In Britain, a government recommendation was published Friday suggesting "a complete overhaul" of the interest rate benchmark Libor, following the recent scandal that exposed how banks rigged the rate for their own benefit.
European stocks were mixed in midday trading. Britain's FTSE 100 shed 0.1%, while the DAX in Germany fell 0.5% and France's CAC 40 dropped 1.6%.
In Asia, Chinese investors continued to rally on the central bank's record injection of liquidity into money markets. The Shanghai Composite ended 1.5% higher, and the Hang Seng in Hong Kong rose 0.4%.
But the outlook remained grim in Japan, where a government report showed Japanese industrial production and prices fell in August, a worrying development given the country's current territorial dispute over islands that have hurt Japanese businesses in China. As a result, Japan's Nikkei ended down 0.9%.

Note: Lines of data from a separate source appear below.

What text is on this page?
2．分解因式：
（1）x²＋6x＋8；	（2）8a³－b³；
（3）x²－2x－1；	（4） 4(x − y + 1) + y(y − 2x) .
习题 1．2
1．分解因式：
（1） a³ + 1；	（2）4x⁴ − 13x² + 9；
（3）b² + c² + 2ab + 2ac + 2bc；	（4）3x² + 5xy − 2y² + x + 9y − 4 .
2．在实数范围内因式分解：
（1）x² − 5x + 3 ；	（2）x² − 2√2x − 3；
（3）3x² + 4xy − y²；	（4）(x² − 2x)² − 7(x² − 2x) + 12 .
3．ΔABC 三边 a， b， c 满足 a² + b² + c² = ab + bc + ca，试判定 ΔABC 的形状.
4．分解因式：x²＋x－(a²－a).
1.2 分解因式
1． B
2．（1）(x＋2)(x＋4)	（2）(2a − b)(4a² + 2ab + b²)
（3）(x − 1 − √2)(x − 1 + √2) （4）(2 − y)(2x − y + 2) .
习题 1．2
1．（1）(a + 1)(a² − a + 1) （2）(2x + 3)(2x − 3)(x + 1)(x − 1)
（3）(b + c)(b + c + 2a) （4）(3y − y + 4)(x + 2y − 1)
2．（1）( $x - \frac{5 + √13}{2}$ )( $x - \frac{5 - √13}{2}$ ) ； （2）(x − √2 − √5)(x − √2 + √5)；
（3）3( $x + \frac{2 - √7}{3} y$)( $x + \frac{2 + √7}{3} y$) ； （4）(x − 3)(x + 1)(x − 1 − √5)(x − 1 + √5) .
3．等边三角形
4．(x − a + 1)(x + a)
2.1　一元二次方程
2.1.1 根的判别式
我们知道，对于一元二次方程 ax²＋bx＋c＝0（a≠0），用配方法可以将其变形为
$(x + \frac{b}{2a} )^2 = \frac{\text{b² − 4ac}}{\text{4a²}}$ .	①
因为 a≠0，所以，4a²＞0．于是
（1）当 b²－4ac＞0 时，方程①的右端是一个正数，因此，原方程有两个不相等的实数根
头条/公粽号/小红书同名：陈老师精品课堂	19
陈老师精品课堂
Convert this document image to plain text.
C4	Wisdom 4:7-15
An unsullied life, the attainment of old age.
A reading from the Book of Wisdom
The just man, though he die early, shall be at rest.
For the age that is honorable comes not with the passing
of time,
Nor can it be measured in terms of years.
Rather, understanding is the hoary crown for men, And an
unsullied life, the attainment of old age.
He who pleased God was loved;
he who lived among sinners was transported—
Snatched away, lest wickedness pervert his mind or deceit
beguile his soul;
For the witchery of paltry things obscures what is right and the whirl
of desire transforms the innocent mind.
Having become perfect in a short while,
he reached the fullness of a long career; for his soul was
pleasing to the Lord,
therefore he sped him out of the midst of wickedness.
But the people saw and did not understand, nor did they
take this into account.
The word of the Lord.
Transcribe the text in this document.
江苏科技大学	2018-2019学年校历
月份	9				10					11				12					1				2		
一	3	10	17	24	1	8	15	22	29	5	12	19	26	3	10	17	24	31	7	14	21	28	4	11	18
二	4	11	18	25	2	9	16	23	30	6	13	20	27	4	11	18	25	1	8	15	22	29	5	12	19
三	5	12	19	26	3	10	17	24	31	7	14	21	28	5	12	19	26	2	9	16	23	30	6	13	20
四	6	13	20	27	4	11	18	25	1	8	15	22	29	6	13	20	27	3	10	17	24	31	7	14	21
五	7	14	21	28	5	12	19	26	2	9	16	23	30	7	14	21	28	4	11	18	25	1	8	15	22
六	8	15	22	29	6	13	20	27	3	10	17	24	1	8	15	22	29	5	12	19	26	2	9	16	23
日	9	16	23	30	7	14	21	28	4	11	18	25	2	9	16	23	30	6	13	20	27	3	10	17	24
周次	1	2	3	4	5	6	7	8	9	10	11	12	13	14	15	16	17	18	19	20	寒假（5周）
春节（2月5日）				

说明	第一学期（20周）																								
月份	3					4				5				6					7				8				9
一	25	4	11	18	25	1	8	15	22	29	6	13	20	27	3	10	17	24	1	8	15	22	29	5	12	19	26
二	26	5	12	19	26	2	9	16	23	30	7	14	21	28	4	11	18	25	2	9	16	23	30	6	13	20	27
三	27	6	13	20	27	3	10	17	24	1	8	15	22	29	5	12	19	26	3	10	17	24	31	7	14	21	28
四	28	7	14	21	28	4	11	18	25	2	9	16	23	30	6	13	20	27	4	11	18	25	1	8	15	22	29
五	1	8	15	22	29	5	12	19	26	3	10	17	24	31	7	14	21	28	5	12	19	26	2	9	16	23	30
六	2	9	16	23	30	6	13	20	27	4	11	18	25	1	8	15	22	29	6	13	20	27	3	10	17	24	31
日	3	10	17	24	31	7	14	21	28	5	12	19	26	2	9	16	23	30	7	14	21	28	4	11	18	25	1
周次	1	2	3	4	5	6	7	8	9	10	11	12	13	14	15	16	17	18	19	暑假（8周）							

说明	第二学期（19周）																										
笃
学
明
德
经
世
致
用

U.S. stocks are ending a solid third quarter and month of September. The Dow Jones industrial average enters Friday up 4.7% for the quarter and 3% for the month. Entering the final three months of 2012, the Dow is up more than 10%.
The first domestic report of the day showed personal income grew at 0.1% in August -- the same as July. Personal spending rose 0.5%, slightly higher than in July. Both are signs the recovery continues to struggle.
Meanwhile, the Bureau of Economic Analysis reported that core prices of household goods and services rose 0.1% in August, as expected.
At 9:45 a.m. ET, the Chicago Purchasing Managers Index for September -- a manufacturing measure -- will be published, followed by the University of Michigan releasing the final edition of its consumer sentiment index for September.
Companies: Drugstore chain Walgreen reported earnings of 62 cents per share, beating expectations. But sales and profits were down from a year ago. Shares of Walgreen fell 1.6% in premarket trading.
Facebook shares rose 1% in premarket trading on news that the company has developed another revenue source: a gift-giving service with partners like Starbucks, Magnolia Bakery and 1-800-Flowers.
Shares of Research in Motion jumped nearly 19% in premarket trading, after the BlackBerry maker reported a narrower-than-expected loss and beat expectations on revenue.
Shares of Nike fell in after-hours trading, even though the athletic shoe maker beat forecasts on both revenue and profits.
Currencies and commodities: The dollar slid against the euro but gained versus the British pound and Japanese yen.
Oil for November delivery rose 4 cents to $91.89 a barrel.
Gold futures for December delivery rose 60 cents to $1,781.10 an ounce.
Bonds: The price on the benchmark 10-year U.S. Treasury rose, pushing the yield down to 1.61% from 1.64% late Thursday.